■彼らには、豊かな生き方・働き方のトップランナーでいてほしい

――スマイルズはもともと遠山さんが以前所属していた三菱商事の社内ベンチャーだったそうですね。当時の経験があるからこそ、今のようなユニークな取り組みも実践できると。

 はい。今振り返ると、会社というセーフティネットがある中で、いろいろな空気を吸って、いろんな景色を見れたことは、私にとってすごくいい経験だったと思いますね。だから、スマイルズの社員にも目の前のことだけじゃなくて、いろんな経験をしてほしいんです。

――社員にいろいろな経験をしてもらうために、具体的に何か取り組んできたことはありますか。

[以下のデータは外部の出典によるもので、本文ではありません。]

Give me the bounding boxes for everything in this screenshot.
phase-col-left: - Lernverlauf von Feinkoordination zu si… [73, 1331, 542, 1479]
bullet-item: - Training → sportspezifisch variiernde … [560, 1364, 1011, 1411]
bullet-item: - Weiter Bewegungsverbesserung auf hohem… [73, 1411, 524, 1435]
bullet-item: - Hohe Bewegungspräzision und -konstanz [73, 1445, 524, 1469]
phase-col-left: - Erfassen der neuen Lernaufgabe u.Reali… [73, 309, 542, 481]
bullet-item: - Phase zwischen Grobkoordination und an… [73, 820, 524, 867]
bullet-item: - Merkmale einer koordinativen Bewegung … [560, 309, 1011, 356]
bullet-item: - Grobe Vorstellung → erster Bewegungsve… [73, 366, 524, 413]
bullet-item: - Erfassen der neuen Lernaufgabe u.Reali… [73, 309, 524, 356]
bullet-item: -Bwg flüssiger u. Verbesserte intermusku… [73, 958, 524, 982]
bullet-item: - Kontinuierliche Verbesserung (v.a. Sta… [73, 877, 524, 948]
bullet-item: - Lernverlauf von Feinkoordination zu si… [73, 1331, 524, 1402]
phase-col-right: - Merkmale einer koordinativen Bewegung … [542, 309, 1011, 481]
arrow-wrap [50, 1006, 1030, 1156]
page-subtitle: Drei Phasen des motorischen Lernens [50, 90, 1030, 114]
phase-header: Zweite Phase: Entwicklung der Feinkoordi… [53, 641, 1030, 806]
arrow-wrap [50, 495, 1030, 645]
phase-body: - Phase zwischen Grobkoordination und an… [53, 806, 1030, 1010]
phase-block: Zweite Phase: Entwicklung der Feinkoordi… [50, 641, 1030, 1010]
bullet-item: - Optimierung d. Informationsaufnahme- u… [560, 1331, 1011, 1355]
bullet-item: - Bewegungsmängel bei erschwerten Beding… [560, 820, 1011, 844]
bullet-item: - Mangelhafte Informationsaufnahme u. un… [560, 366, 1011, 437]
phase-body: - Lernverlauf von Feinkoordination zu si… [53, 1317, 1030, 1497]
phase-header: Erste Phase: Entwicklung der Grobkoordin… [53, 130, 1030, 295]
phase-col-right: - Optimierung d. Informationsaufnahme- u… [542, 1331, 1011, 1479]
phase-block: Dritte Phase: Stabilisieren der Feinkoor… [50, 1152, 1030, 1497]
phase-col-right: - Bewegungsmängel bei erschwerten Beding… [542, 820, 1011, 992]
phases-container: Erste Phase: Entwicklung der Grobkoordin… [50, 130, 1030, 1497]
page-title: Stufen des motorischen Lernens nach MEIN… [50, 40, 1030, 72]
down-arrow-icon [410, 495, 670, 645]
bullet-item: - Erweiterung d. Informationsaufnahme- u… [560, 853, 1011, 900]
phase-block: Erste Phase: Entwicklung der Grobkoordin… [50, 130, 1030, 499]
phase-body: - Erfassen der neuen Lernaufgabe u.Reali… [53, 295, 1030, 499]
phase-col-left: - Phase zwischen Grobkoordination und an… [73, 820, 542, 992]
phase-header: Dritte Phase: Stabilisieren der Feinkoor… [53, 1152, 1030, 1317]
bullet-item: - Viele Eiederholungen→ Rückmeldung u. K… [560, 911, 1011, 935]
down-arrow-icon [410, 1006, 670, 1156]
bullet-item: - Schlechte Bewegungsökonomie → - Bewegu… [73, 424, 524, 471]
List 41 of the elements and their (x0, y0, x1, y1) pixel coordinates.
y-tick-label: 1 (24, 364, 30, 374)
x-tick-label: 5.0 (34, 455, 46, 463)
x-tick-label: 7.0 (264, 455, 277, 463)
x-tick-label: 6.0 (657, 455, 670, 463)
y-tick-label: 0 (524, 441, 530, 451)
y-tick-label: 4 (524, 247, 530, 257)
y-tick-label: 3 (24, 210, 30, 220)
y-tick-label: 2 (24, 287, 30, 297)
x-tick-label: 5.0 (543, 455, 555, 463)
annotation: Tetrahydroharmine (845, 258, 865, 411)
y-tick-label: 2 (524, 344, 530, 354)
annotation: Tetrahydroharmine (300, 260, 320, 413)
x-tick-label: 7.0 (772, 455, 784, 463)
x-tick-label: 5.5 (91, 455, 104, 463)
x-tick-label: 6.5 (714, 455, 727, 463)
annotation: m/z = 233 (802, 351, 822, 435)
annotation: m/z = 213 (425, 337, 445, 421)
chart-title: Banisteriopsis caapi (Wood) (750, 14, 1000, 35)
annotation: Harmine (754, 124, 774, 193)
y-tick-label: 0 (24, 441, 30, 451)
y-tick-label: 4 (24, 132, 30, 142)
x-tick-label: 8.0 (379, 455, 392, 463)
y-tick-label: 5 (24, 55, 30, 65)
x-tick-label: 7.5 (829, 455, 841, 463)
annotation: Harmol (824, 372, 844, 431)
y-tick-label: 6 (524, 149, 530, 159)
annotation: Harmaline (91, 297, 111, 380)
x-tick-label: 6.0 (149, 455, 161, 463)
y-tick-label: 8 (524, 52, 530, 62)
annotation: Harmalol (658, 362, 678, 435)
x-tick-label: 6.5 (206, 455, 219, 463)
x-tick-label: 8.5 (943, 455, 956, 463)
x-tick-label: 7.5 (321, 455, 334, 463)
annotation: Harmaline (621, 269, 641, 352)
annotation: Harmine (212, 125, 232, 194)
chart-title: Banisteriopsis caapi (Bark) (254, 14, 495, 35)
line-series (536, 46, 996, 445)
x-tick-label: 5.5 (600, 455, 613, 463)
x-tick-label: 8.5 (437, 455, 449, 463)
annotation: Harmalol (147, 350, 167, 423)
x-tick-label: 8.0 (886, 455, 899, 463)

 例えば、交換留学ならぬ「交換留職」というのを何度かやったことがあります。これは我が社と他社の社員を試しに短期間交換してみるというものです。「交換留職」を通して、「留職先」の会社で結婚相手を見つけて、人生が変わったという社員もいますし、新しいビジネスの種もそこから生まれました。レモンの産地として知られる瀬戸内海の離島「豊島(てしま)」に、“泊まれるアート作品”として昨年7月に開業した「檸檬ホテル」も、元をたどればベネッセホールディングスが出資する「直島文化村」にスタッフが「交換留職」したことがきっかけで誕生したものなんです。